The Internet Fraud Complaint Center (IFCC) annual report profiles several cases that they have helped solve each year. In one instance in 2002 a woman named Teresa Smith stole more than $800,000 from over three hundred people in an auction fraud involving computer sales. She operated out of an office in West Boylston, Massachusetts, where she put computers up for auction on eBay, receiving payments but not shipping the merchandise. When customers accused Smith of foul play, she gave them an excuse, often maintaining that the computer had been lost in the mail. Each time eBay shut down her account, she opened a new one under a different false name.

More elaborate auction frauds have also been set up to trick the seller. In a 2002 FTC case a con artist created a phony escrow company to avoid paying the seller. Legitimate escrow companies act as mediators; they hold onto the payment owed to a seller while the buyer has a chance to test the merchandise and see that it works. When the buyer gives approval, the escrow company sends the money to the seller. The phony escrow outfit in the FTC case, blandly named premier-escrow.com, was owned by a scam artist who bought items in auctions and then informed the sellers that he would like to use premierescrow.com. The sellers, thinking the thief's money was secure in an escrow company, would send the merchandise to the thief.

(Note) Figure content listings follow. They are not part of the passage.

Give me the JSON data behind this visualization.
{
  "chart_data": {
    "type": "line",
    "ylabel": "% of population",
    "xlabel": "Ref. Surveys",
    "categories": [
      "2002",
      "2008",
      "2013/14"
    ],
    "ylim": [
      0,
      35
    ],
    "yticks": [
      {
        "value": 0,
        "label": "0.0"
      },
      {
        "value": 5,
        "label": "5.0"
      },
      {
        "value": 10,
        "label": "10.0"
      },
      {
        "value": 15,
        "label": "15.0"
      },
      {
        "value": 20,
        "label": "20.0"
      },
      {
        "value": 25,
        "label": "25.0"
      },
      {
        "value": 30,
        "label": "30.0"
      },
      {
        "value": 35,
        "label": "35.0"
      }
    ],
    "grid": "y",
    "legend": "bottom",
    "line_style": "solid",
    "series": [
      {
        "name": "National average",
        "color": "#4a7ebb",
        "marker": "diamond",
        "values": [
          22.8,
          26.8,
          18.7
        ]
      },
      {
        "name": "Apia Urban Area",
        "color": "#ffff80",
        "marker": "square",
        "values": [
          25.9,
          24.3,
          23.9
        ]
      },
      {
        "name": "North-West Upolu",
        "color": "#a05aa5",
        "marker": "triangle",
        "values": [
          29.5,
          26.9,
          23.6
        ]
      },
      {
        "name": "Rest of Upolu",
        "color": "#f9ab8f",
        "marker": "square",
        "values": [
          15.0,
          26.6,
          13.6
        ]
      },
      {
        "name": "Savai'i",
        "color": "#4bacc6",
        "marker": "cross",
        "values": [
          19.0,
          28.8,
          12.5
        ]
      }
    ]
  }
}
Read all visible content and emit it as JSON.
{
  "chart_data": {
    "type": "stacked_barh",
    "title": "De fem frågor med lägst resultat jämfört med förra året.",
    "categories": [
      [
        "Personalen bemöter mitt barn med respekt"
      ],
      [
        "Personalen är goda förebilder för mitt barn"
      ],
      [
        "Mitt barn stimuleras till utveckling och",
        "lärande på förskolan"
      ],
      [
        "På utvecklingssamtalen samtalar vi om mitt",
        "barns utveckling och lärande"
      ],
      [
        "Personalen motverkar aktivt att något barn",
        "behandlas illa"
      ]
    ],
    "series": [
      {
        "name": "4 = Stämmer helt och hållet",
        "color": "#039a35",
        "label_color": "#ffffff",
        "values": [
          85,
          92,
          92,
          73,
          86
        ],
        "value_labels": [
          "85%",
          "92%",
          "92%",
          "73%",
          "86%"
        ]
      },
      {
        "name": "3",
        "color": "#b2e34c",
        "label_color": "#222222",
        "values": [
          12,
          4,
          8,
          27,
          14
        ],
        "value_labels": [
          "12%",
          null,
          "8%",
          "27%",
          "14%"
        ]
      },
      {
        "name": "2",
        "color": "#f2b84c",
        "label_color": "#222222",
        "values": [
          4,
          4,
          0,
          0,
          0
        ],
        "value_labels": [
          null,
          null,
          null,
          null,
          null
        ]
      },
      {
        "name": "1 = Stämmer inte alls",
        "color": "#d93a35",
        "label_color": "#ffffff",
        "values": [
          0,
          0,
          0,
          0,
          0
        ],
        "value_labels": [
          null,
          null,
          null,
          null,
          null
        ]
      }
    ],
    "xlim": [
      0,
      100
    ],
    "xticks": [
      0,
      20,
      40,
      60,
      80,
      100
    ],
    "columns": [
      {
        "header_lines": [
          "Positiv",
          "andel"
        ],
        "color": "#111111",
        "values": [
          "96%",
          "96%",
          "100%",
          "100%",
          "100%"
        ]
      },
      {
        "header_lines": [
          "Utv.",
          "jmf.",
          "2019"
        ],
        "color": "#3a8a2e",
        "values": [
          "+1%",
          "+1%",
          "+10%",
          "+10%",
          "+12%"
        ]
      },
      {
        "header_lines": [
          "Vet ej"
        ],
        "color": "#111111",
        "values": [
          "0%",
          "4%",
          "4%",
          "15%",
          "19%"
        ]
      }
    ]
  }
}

Other Types of Online Fraud

While auction fraud and identity theft made up the vast majority of fraudulent activity on the Web, countless other frauds have been perpetrated over the years. These

FIGURE 4.4

ranged from false merchandise advertised on a phony Web page to work-at-home e-mail schemes in which the victim was told to send in money as an initial investment. One of the more famous e-mail scams of the early twenty-first century was the Nigerian letter fraud scam, which had been circulating via traditional mail since the early 1980s. In its electronic form, an e-mail purportedly from a "Nigerian dignitary" informed the victim that he or she had the opportunity to receive vast sums of money currently being held in Nigeria. When the victim responded to the message, he or she was then told that the Nigerian dignitary required money in advance, usually to bribe government officials, so that the funds could be released and deposited in the victim's account. In 2002 the IFCC yearly report revealed that seventy-four U.S. individuals had sent money to perpetrators of this scam and lost a total of nearly $1.6 million.

Still other, more elaborate scams were designed to manipulate the stock market. Such scams were particularly effective in the late 1990s during the stock market bubble. The best known of these was the "pump-and-dump" scam. The criminals invested in a stock that was lightly traded and then tricked online investors into buying it. Typically, this involved posting fake documents and press releases on financial Web sites, telling investors that the company was either about to be bought out or had developed a new, money-making product. In other instances, scam artists bribed lesser-known stock pundits to tout the lifeless stock. After the stock took off, the criminals simply sold their holdings, leaving other investors holding the bag.